4. Explain how virtual memory provides performance and improves the utilization of computers by allowing them to perform multiple tasks concurrently.
5. A processor uses the fact that the page offset bits are the same in both virtual and physical addresses to reduce the latency it takes to perform address translation and cache lookup. The processor uses the page offset bits and starts the set access to read data and tags in the same cycle that the TLB performs the virtual to physical translation. Assuming a page size of 4K bytes, cache block size of 32 bytes and 4-way set associative cache. What is the maximum cache size that this processor can implement? What would you change in the cache organization to increase the size of the cache?
6. Calculate the performance improvement of a 4-wide superscalar processor over a 2-wide superscalar processor, both processors having equal cycle time and 20 cycle pipeline length from fetch to branch execution. Assume 10% branch misprediction rate and that 1 out of 7 instructions are conditional branches. Also assume unlimited instruction level parallelism, i.e. no stalls due to data hazards or cache misses.
7. A history buffer and a reorder buffer are two methods for implementing precise faults and for recovering from mispredicted branches. Which method gives better performance and why?
8. What type of hazards is created in a pipeline with variable-latency functional units that would not occur with equal-latency functional units? Give an example.
9. Name three mechanisms to provide precise exceptions in a processor that performs out-of-order execution. Which method has the highest branch misprediction penalty and why?
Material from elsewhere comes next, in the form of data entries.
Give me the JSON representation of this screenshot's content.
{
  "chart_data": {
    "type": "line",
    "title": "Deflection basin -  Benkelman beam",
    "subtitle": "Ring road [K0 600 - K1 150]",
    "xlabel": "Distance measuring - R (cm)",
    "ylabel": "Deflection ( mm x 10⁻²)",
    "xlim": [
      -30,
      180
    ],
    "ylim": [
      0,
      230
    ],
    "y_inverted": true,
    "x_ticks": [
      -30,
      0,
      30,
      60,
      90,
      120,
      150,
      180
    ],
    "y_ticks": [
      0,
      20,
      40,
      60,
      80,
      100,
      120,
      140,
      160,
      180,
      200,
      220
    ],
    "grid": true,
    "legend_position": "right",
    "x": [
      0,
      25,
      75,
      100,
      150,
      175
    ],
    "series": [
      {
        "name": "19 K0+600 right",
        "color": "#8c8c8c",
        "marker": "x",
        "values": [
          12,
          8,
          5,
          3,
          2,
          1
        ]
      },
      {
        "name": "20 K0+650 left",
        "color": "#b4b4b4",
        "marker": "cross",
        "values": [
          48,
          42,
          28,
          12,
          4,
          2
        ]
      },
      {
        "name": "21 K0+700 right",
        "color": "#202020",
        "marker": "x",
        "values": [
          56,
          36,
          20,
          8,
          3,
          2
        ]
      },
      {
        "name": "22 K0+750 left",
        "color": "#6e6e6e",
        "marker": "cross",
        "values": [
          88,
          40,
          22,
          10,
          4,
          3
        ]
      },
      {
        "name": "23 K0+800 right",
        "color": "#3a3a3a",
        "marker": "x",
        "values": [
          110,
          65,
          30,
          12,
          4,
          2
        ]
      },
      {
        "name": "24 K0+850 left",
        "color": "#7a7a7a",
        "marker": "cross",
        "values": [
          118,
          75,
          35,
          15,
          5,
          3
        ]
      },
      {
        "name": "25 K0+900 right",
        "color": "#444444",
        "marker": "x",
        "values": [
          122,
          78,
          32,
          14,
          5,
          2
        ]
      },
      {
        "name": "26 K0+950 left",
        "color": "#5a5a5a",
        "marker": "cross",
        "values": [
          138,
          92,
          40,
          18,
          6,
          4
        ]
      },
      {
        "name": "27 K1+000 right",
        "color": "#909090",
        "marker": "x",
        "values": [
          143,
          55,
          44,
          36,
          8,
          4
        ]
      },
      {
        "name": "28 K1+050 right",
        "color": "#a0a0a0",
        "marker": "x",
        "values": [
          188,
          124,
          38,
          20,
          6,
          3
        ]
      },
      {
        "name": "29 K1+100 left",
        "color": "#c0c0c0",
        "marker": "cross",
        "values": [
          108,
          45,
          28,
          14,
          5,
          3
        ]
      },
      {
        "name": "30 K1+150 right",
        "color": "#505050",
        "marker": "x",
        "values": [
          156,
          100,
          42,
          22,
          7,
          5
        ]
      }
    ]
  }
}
10. Both local and global branch predictors use branch history registers for indexing an array of state machines. What is the difference between the two history registers?
11. Explain the principles of temporal and spatial locality in programs and describe three hardwarevperformance optimizations that exploits temporal and spatial locality.
12. Use a block diagram to describe how a hybrid bimodal-gshare predictor works. Assume that the predictors’ predictor has 4K entries, the bimodal predictor has 4K entries and the gshare predictor has 16K entries.
13. Assume that we make an enhancement to a computer that improves some mode of execution by a factor of 5. Enhanced mode is used 80% of the time, measured as a percentage of the execution time *when the enhanced mode is in use.* Recall that Amdahl’s Law depends on the fraction of the original, *unenhanced* execution time that could make use of the enhanced mode. Thus, we cannot directly use this 80% measurement to compute speedup with Amdahl’s Law.
	1. What is the speedup we have obtained from fast mode?

b. What percentage of the original execution time has been converted to fast mode?